Авигаль развернула стопку.
– «Руководство по домашнему пивоварению для начинающих», – прочитала она. – «Запретная любовь» Даниэлы Стил, «Тайна», биография Ринго Старра.
– Наверное, знакомством с ними профессор Бренд не слишком гордился, а потому развернул их, чтобы посетители не прочитали названий, – высказал догадку Банкер. – Предполагаю, что это произошло перед тем интервью.
– На самом деле, – вмешался Дорон, – непохоже, чтоб это были его книги. И ко мне они не имеют отношения.
– Тайная жизнь физиков, а? – ухмыльнулся Банкер. – Он читал Нострадамуса, работая над машиной времени?
– Нет, – возразил Дорон. – То есть мне это кажется сомнительным.
– Почему полицейские забрали книги с пола, а эти, на секретере, нет?
– Они, по-видимому, изъяли те, что обнаружили рядом с телом, – предположил Дорон.
Банкер замолчал. Авигаль видела, что он еле сдерживается, чтобы не шлепнуть себя по лбу. Злится на свой промах, и не зря: зачем болтать о книгах, вместо того чтобы расспросить о теле?
– Где лежало тело? – спросил Банкер наконец.
Дорон указал на пол, между столом и креслом:
– Он лежал тут, на животе, немного под углом, головой к креслу и ногами к стене. В общем-то я могу вам показать. – Достав телефон, он продемонстрировал фотографии, которые успел сделать до того, как эксперты зачистили место преступления. – Я не был уверен, что вправе фотографировать, – объяснил Дорон, – поэтому быстренько нащелкал несколько кадров, прежде чем мне успели сделать замечание. Так что часть снимков размыта…
Фотографии запечатлели труп мужчины, одетого в светлые брюки и короткую голубую рубашку. Он лежал лицом в пол, его длинные ноги немного выступали из-за ножек стола. Под телом растеклась большая лужа крови, задев стопки книг, теснившиеся рядом с загроможденным столом. Авигаль перевела взгляд со снимков на пол. Кто-то уже тщательно вытер кровь, но теперь, зная, где искать, она заметила небольшое изменение в оттенке затирки между плитками.
Дорон убрал телефон в карман, и все трое постояли в тишине еще несколько секунд, как будто отдавая дань уважения памяти погибшего. Затем Банкер снова начал ходить по комнате, заложив руки за спину. Авигаль осмотрелась и отяжелевшей рукой отметила место, где лежало тело, на плане комнаты.

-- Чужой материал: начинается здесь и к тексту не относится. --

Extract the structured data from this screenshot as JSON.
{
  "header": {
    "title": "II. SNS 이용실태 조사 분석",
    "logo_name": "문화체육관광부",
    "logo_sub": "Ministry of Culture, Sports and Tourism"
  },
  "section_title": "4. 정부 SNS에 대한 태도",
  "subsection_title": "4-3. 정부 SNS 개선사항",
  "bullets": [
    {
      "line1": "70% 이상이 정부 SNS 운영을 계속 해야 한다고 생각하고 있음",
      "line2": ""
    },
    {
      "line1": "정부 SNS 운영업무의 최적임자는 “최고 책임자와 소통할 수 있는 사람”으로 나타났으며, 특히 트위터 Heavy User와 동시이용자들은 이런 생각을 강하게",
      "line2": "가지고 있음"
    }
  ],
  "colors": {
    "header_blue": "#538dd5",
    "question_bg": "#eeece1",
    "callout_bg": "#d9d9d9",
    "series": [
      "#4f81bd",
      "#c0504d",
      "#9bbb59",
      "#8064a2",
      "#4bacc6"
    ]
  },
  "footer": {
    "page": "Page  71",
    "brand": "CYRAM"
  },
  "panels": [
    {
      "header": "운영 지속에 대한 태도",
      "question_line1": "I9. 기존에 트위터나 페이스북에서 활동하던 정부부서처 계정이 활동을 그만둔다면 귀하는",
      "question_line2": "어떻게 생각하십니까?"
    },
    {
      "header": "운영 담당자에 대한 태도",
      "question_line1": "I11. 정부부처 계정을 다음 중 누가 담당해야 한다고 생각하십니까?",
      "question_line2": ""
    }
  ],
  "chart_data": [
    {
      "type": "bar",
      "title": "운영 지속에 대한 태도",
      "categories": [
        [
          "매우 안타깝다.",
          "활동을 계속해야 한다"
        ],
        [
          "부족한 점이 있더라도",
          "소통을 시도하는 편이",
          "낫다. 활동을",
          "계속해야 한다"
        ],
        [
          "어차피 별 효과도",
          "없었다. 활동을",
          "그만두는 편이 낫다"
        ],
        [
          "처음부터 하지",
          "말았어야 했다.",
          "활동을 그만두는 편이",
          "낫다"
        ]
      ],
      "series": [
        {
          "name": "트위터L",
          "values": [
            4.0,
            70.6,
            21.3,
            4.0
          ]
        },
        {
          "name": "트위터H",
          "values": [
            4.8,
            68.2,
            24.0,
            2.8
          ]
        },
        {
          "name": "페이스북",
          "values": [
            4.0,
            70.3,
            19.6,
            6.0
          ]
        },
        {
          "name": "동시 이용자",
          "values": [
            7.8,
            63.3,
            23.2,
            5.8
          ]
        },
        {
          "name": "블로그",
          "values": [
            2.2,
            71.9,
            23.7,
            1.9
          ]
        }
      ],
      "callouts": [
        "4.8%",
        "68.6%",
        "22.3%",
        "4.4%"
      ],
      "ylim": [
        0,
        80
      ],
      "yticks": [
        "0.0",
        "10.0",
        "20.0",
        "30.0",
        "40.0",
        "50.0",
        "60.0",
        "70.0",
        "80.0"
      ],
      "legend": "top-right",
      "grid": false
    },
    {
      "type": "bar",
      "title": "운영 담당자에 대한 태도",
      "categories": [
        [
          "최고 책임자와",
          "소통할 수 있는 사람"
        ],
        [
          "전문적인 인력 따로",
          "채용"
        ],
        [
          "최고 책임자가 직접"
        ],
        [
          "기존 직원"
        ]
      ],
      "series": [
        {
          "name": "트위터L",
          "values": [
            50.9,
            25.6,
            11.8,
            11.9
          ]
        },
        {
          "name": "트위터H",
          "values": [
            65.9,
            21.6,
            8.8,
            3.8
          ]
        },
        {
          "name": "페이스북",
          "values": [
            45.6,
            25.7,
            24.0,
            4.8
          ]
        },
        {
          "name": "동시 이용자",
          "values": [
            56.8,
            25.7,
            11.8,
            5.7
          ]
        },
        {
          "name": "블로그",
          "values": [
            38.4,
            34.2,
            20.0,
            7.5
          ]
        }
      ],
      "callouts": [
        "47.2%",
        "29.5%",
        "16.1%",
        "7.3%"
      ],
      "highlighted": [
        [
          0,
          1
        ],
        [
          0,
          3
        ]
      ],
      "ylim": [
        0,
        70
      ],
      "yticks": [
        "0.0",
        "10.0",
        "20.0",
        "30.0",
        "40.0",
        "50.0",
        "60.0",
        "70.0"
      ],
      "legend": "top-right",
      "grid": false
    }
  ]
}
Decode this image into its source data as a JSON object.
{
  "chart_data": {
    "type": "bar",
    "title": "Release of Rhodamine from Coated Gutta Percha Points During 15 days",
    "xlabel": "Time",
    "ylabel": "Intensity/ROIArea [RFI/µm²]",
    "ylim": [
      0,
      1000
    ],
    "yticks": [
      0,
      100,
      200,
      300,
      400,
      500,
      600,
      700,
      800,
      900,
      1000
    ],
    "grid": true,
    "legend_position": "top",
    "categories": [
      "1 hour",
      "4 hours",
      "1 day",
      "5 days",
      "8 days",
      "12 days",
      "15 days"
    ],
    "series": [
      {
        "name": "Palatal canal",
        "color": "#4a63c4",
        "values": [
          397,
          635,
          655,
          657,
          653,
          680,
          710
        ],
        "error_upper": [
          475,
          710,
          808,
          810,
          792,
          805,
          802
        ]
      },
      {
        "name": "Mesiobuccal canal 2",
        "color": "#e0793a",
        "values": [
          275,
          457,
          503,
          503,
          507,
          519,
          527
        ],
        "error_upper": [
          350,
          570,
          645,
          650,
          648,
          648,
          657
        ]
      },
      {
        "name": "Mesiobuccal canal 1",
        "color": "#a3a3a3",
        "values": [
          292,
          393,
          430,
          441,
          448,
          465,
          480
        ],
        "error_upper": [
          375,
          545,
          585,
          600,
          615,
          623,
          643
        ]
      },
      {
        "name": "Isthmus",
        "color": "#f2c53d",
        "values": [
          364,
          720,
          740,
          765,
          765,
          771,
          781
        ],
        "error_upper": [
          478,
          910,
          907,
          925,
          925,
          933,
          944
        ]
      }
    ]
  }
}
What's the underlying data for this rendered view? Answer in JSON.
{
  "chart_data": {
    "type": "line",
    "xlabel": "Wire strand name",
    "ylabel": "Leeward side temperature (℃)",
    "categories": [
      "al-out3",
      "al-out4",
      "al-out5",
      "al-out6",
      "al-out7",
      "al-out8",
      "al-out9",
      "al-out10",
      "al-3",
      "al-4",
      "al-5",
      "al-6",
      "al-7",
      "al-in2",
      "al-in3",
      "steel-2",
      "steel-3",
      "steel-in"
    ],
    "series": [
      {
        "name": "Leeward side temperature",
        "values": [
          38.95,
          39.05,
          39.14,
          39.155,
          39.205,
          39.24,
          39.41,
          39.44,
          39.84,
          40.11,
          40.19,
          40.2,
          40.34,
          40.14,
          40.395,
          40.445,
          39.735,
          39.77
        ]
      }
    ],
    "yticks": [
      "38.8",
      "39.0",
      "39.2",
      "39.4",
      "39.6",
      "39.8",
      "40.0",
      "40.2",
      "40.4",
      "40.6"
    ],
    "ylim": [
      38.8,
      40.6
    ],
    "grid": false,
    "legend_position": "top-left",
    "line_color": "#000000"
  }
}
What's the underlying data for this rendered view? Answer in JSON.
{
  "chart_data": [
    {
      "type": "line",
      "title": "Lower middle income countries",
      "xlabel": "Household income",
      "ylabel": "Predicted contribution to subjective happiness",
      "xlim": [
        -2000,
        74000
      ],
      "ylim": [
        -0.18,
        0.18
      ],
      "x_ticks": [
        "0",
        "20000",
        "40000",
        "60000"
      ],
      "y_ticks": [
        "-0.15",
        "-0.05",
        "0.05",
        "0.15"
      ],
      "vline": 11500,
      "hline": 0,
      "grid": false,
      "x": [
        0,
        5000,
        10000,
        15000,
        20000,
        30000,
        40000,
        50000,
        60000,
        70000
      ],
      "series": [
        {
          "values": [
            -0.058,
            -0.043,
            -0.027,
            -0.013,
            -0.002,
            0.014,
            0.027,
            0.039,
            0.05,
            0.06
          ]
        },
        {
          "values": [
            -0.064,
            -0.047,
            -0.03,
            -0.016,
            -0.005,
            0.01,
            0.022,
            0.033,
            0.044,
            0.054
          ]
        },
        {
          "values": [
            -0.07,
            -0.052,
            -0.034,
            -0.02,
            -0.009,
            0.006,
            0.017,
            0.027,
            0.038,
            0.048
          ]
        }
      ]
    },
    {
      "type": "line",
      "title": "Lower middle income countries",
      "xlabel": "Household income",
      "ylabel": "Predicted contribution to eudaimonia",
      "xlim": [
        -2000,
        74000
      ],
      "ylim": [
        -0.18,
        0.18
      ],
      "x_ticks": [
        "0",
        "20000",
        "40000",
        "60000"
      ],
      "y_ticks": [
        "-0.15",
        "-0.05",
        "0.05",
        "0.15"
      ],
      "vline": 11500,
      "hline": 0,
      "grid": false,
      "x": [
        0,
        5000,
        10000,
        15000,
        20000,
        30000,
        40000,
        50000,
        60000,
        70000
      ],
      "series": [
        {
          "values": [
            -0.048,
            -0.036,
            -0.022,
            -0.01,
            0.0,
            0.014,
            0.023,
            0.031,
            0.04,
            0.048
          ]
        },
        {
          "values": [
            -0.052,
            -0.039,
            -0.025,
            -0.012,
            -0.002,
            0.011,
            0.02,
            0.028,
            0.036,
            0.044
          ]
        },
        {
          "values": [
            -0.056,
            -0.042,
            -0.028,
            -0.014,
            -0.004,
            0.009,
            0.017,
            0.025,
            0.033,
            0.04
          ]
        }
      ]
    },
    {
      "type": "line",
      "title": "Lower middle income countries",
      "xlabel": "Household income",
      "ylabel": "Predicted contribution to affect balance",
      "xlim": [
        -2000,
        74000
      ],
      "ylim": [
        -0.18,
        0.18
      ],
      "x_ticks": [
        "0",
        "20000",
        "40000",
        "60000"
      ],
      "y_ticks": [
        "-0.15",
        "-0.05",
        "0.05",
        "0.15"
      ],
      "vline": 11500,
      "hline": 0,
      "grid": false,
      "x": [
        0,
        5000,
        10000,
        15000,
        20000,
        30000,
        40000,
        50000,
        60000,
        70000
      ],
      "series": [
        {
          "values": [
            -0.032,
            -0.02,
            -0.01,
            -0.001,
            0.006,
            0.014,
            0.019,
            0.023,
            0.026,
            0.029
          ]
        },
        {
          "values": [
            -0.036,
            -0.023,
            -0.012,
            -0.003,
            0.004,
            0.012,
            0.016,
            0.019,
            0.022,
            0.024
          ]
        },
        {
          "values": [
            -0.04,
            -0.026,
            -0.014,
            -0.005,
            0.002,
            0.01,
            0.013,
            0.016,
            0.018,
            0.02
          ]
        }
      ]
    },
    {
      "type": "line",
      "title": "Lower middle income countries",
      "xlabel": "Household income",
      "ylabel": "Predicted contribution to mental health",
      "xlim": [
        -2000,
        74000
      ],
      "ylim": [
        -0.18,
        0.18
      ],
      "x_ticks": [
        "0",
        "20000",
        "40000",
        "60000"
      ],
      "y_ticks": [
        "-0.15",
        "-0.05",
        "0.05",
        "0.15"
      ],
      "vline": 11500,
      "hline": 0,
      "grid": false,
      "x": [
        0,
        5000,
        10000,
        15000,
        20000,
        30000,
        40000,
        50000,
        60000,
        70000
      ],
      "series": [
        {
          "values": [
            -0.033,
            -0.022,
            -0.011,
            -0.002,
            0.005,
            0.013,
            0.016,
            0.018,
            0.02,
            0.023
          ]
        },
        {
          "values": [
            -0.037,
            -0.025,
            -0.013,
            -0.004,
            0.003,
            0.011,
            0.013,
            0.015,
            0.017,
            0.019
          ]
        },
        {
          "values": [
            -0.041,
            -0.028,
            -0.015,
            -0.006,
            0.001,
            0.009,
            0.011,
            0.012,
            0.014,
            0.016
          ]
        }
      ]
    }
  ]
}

– Как давно вы были знакомы с профессором Брендом? – спросил Банкер, вышагивая по комнате.
– Почти тридцать лет, – сказал Дорон тихим, низким голосом. – Мы дружим с детства. Я не могу представить себе жизни без него.
– Его можно охарактеризовать как человека, который беспокоится о своей приватности? – продолжал расспросы Банкер.
– Как и всех нас, думаю. Он не любил посвящать в детали своей частной жизни людей из дальнего круга. Избегал говорить о своей работе. Не только о машине времени, которую вы упомянули, но и о других проектах. Предпочитал не показывать другим недоделанное, излагать содержание неопубликованных статей.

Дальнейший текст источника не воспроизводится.